For years, Walmart – America’s largest retailer and supermarket chain – has been labeled with the distinction of providing the worst customer service in retail. In 2007, it scored a dismal 68 out of 100 on the American Customer Satisfaction Index (ASCI), a rating it has more or less maintained ever since. Likewise, the company’s...
For years, Walmart – America’s largest retailer and supermarket chain – has been labeled with the distinction of providing the worst customer service in retail. In 2007, it scored a dismal 68 out of 100 on the American Customer Satisfaction Index (ASCI), a rating it has more or less maintained ever since. Likewise, the company’s performance in e-commerce has not proven to be any more impressive. According to ForeSee’s e-retail satisfaction index, Walmart has generally received a score somewhere in the 70s on a 100-point scale. In comparison, rival Amazon.com consistently scores in the 80s.
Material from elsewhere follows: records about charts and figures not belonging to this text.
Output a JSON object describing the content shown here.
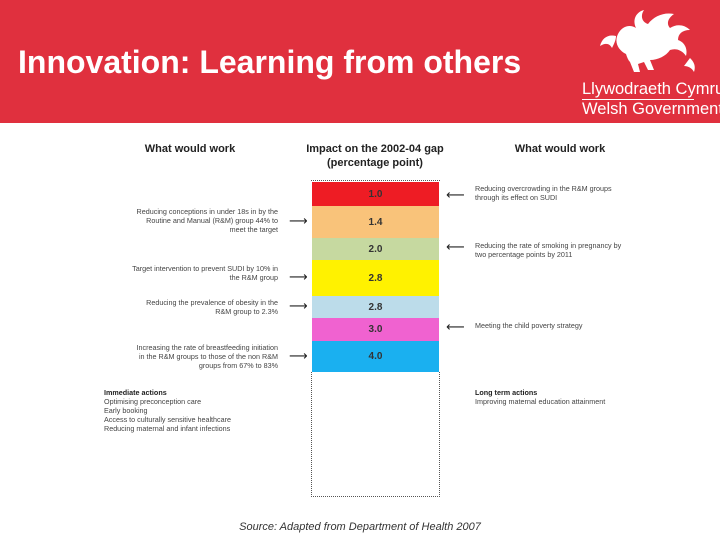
{
  "header": {
    "title": "Innovation: Learning from others",
    "gov_line1": "Llywodraeth Cymru",
    "gov_line2": "Welsh Government",
    "color": "#e0303e",
    "logo_icon": "welsh-dragon-icon"
  },
  "columns": {
    "left_heading": "What would work",
    "center_heading_1": "Impact on the 2002-04 gap",
    "center_heading_2": "(percentage point)",
    "right_heading": "What would work"
  },
  "segments": [
    {
      "value": "1.0",
      "color": "#ee1c24"
    },
    {
      "value": "1.4",
      "color": "#f9c37a"
    },
    {
      "value": "2.0",
      "color": "#c6d9a0"
    },
    {
      "value": "2.8",
      "color": "#fff200"
    },
    {
      "value": "2.8",
      "color": "#bcdcea"
    },
    {
      "value": "3.0",
      "color": "#f062d0"
    },
    {
      "value": "4.0",
      "color": "#1ab0f0"
    }
  ],
  "left_items": [
    {
      "line1": "Reducing conceptions in under 18s in by the",
      "line2": "Routine and Manual (R&M) group 44% to",
      "line3": "meet the target"
    },
    {
      "line1": "Target intervention to prevent SUDI by 10% in",
      "line2": "the R&M group"
    },
    {
      "line1": "Reducing the prevalence of obesity in the",
      "line2": "R&M group to 2.3%"
    },
    {
      "line1": "Increasing the rate of breastfeeding initiation",
      "line2": "in the R&M groups to those of the non R&M",
      "line3": "groups from 67% to 83%"
    }
  ],
  "right_items": [
    {
      "line1": "Reducing overcrowding in the R&M groups",
      "line2": "through its effect on SUDI"
    },
    {
      "line1": "Reducing the rate of smoking in pregnancy by",
      "line2": "two percentage points by 2011"
    },
    {
      "line1": "Meeting the child poverty strategy"
    }
  ],
  "immediate": {
    "heading": "Immediate actions",
    "items": [
      "Optimising preconception care",
      "Early booking",
      "Access to culturally sensitive healthcare",
      "Reducing maternal and infant infections"
    ]
  },
  "long_term": {
    "heading": "Long term actions",
    "items": [
      "Improving maternal education attainment"
    ]
  },
  "source": "Source: Adapted from Department of Health 2007"
}
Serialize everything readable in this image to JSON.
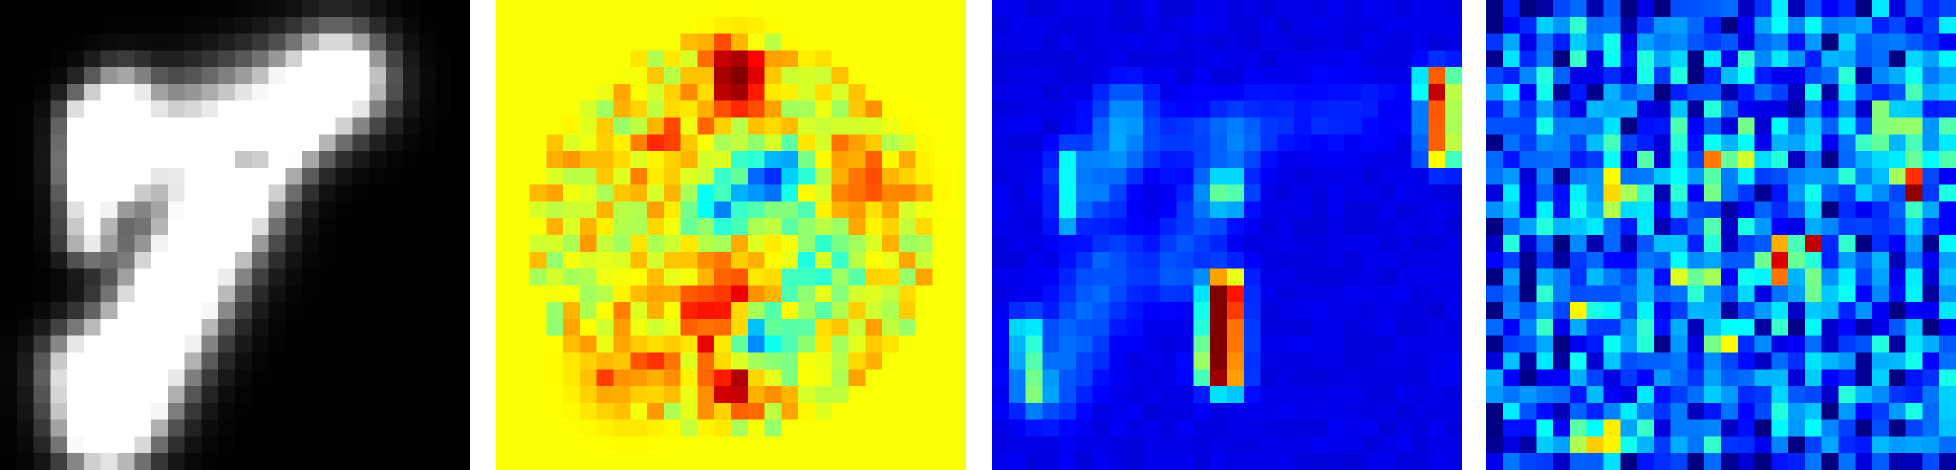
{
  "figure": {
    "grid_rows": 28,
    "grid_cols": 28,
    "panels": [
      {
        "id": "input-digit",
        "colormap": "gray",
        "background_value": 0.0,
        "blobs": [
          {
            "kind": "segment",
            "a": [
              5.3,
              7.3
            ],
            "b": [
              5.3,
              14.0
            ],
            "w": 1.1,
            "v": 0.97
          },
          {
            "kind": "segment",
            "a": [
              6.5,
              10.0
            ],
            "b": [
              7.2,
              6.0
            ],
            "w": 1.4,
            "v": 0.98
          },
          {
            "kind": "segment",
            "a": [
              8.0,
              9.0
            ],
            "b": [
              20.0,
              4.8
            ],
            "w": 2.1,
            "v": 0.97
          },
          {
            "kind": "segment",
            "a": [
              20.0,
              4.8
            ],
            "b": [
              13.0,
              13.0
            ],
            "w": 1.6,
            "v": 0.96
          },
          {
            "kind": "segment",
            "a": [
              13.0,
              13.0
            ],
            "b": [
              7.5,
              23.0
            ],
            "w": 2.2,
            "v": 0.97
          },
          {
            "kind": "segment",
            "a": [
              10.5,
              17.0
            ],
            "b": [
              6.5,
              25.0
            ],
            "w": 1.8,
            "v": 0.97
          },
          {
            "kind": "segment",
            "a": [
              5.0,
              22.0
            ],
            "b": [
              6.0,
              25.5
            ],
            "w": 1.6,
            "v": 0.95
          },
          {
            "kind": "point",
            "c": [
              8.8,
              21.5
            ],
            "w": 0.7,
            "v": -0.5
          },
          {
            "kind": "point",
            "c": [
              15.0,
              9.7
            ],
            "w": 0.6,
            "v": -0.95
          },
          {
            "kind": "point",
            "c": [
              16.0,
              6.3
            ],
            "w": 0.6,
            "v": -0.35
          }
        ]
      },
      {
        "id": "saliency-map",
        "colormap": "jet",
        "background_value": 0.62,
        "blobs": [
          {
            "kind": "point",
            "c": [
              14.5,
              4.5
            ],
            "w": 1.3,
            "v": 0.38
          },
          {
            "kind": "point",
            "c": [
              10.5,
              8.5
            ],
            "w": 1.4,
            "v": 0.16
          },
          {
            "kind": "point",
            "c": [
              16.5,
              10.5
            ],
            "w": 1.3,
            "v": -0.45
          },
          {
            "kind": "point",
            "c": [
              13.5,
              12.5
            ],
            "w": 1.2,
            "v": -0.3
          },
          {
            "kind": "point",
            "c": [
              14.5,
              16.5
            ],
            "w": 1.3,
            "v": 0.2
          },
          {
            "kind": "point",
            "c": [
              13.0,
              19.5
            ],
            "w": 1.4,
            "v": 0.25
          },
          {
            "kind": "point",
            "c": [
              15.5,
              20.5
            ],
            "w": 1.2,
            "v": -0.35
          },
          {
            "kind": "point",
            "c": [
              14.5,
              23.0
            ],
            "w": 1.0,
            "v": 0.38
          },
          {
            "kind": "point",
            "c": [
              8.0,
              22.0
            ],
            "w": 1.8,
            "v": 0.18
          },
          {
            "kind": "point",
            "c": [
              22.0,
              11.0
            ],
            "w": 2.0,
            "v": 0.1
          },
          {
            "kind": "point",
            "c": [
              19.0,
              16.0
            ],
            "w": 2.2,
            "v": -0.14
          }
        ]
      },
      {
        "id": "activation-map",
        "colormap": "jet",
        "background_value": 0.1,
        "blobs": [
          {
            "kind": "segment",
            "a": [
              6.5,
              11.0
            ],
            "b": [
              8.0,
              6.5
            ],
            "w": 1.2,
            "v": 0.14
          },
          {
            "kind": "segment",
            "a": [
              8.5,
              8.5
            ],
            "b": [
              22.0,
              6.5
            ],
            "w": 1.4,
            "v": 0.06
          },
          {
            "kind": "segment",
            "a": [
              11.0,
              16.5
            ],
            "b": [
              14.5,
              8.5
            ],
            "w": 1.3,
            "v": 0.1
          },
          {
            "kind": "segment",
            "a": [
              7.0,
              16.0
            ],
            "b": [
              3.5,
              23.0
            ],
            "w": 1.6,
            "v": 0.12
          },
          {
            "kind": "segment",
            "a": [
              14.0,
              17.0
            ],
            "b": [
              14.0,
              22.5
            ],
            "w": 0.7,
            "v": 0.78
          },
          {
            "kind": "segment",
            "a": [
              13.5,
              17.5
            ],
            "b": [
              13.0,
              22.0
            ],
            "w": 0.6,
            "v": 0.55
          },
          {
            "kind": "segment",
            "a": [
              2.0,
              19.5
            ],
            "b": [
              2.5,
              23.5
            ],
            "w": 0.6,
            "v": 0.3
          },
          {
            "kind": "segment",
            "a": [
              4.5,
              9.5
            ],
            "b": [
              4.5,
              13.0
            ],
            "w": 0.6,
            "v": 0.25
          },
          {
            "kind": "point",
            "c": [
              14.0,
              11.5
            ],
            "w": 0.8,
            "v": 0.35
          },
          {
            "kind": "segment",
            "a": [
              26.8,
              5.0
            ],
            "b": [
              26.8,
              9.0
            ],
            "w": 0.7,
            "v": 0.75
          },
          {
            "kind": "point",
            "c": [
              26.0,
              5.0
            ],
            "w": 0.6,
            "v": 0.3
          }
        ]
      },
      {
        "id": "gradient-map",
        "colormap": "jet",
        "background_value": 0.14,
        "blobs": [
          {
            "kind": "point",
            "c": [
              25.5,
              11.0
            ],
            "w": 0.6,
            "v": 0.82
          },
          {
            "kind": "point",
            "c": [
              17.5,
              15.5
            ],
            "w": 0.7,
            "v": 0.78
          },
          {
            "kind": "point",
            "c": [
              19.5,
              14.5
            ],
            "w": 0.6,
            "v": 0.55
          },
          {
            "kind": "point",
            "c": [
              14.0,
              9.5
            ],
            "w": 1.4,
            "v": 0.35
          },
          {
            "kind": "point",
            "c": [
              8.0,
              11.5
            ],
            "w": 1.4,
            "v": 0.3
          },
          {
            "kind": "point",
            "c": [
              19.5,
              17.0
            ],
            "w": 1.2,
            "v": 0.28
          },
          {
            "kind": "point",
            "c": [
              24.5,
              8.5
            ],
            "w": 1.5,
            "v": 0.32
          },
          {
            "kind": "point",
            "c": [
              7.0,
              26.0
            ],
            "w": 1.0,
            "v": 0.5
          },
          {
            "kind": "point",
            "c": [
              14.0,
              20.5
            ],
            "w": 0.6,
            "v": 0.55
          },
          {
            "kind": "point",
            "c": [
              12.0,
              16.0
            ],
            "w": 1.8,
            "v": 0.18
          },
          {
            "kind": "point",
            "c": [
              5.5,
              18.5
            ],
            "w": 0.6,
            "v": 0.4
          }
        ]
      }
    ]
  }
}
The one-time retail giant had taken a big fall. Before 2007, it regularly scored near the top of ASCI’s customer satisfaction report. But in its 2013 Retail Report, ASCI concluded that Walmart’s “low customer satisfaction ratings demonstrate that low price does not does compensate for quality, neither in merchandise nor in service.” Despite its low price offerings, in four of the past six years, Walmart scored the lowest of all department and discount stores, finally hitting bottom in 2014 with one of its all-time worst scores.
Listening to Customers
The internet is full of negative customer reviews of Walmart. On one review site alone, customers have complained about everything from store cleanliness and empty shelves to slow and unpleasant customer service. And customer dissatisfaction has had enormous, negative impact on the retailer’s profits. In October 2015, Walmart stock fell by 30%, its biggest drop in decades, resulting in a loss of $21 billion. This devastating financial loss forced the company to finally pay attention to what its customers had been saying for years: Walmart needed to clean up its act or risk becoming irrelevant.
Doug McMillon, chief executive, admitted Walmart lost its way when it failed to put customers first: “To deliver [to] shareholders, we have to win first with customers and associates”, adding “You clean up your house before you invite people over.”
McMillon recognized that a large part of Walmart’s declining value stemmed from an ongoing image problem that spoke to the necessity of improving customer relations. If Walmart didn’t begin gauging customer feedback, it would never be able to connect with them and improve its reputation and financial outlook. Which is exactly what it did. By late 2015, tentative signs that Walmart was starting to win back customers began to emerge.
Customer Driven Change
Walmart realized that its greatest stronghold, providing lowest prices anywhere, was no longer enough. It also needed to provide better service, better-looking stores, and a better overall shopping experience if it was going to win back customers.
To create this much-needed change, it relied in part on customer feedback from surveys to rate its stores. Walmart incentivized customers to complete surveys with a chance to win a $1,000 gift card. Customers were asked to rank their experience from 1 to 10 in several categories. The results were then analyzed to gauge the progress each store was making.
Store managers received updates on the results, allowing them to not only see areas in need of improvement but also how customers ranked their experience based on factors like time of day or day of the week. Stores quickly set about implementing changes based on the feedback, finding ways to create shorter checkout lines, provide cleaner restrooms, and improve the quality of products such as groceries. Feedback was also used to help create a seamless omnichannel shopping experience, one which integrated brick and mortar stores and online channels for increased efficiency and ease.
And for the world’s biggest retailer, there was finally some good news. Initial efforts to improve customer satisfaction seemed to work. By late 2015, 70% of stores met their customer experience goals. According to one report, 75% of customers in a survey of 2,506 shoppers said they were satisfied with their overall shopping experience, the best ratings Walmart had seen in years.
While no one knows for sure what the future of Walmart looks like, the retailer has already seen the benefit of using customer feedback to make improvements one store at a time. By investing in a successful strategy for collecting and implementing customer feedback, Walmart has managed to make much-needed changes to the customer experience which will likely make all the difference to its immediate and long-term financial outlook.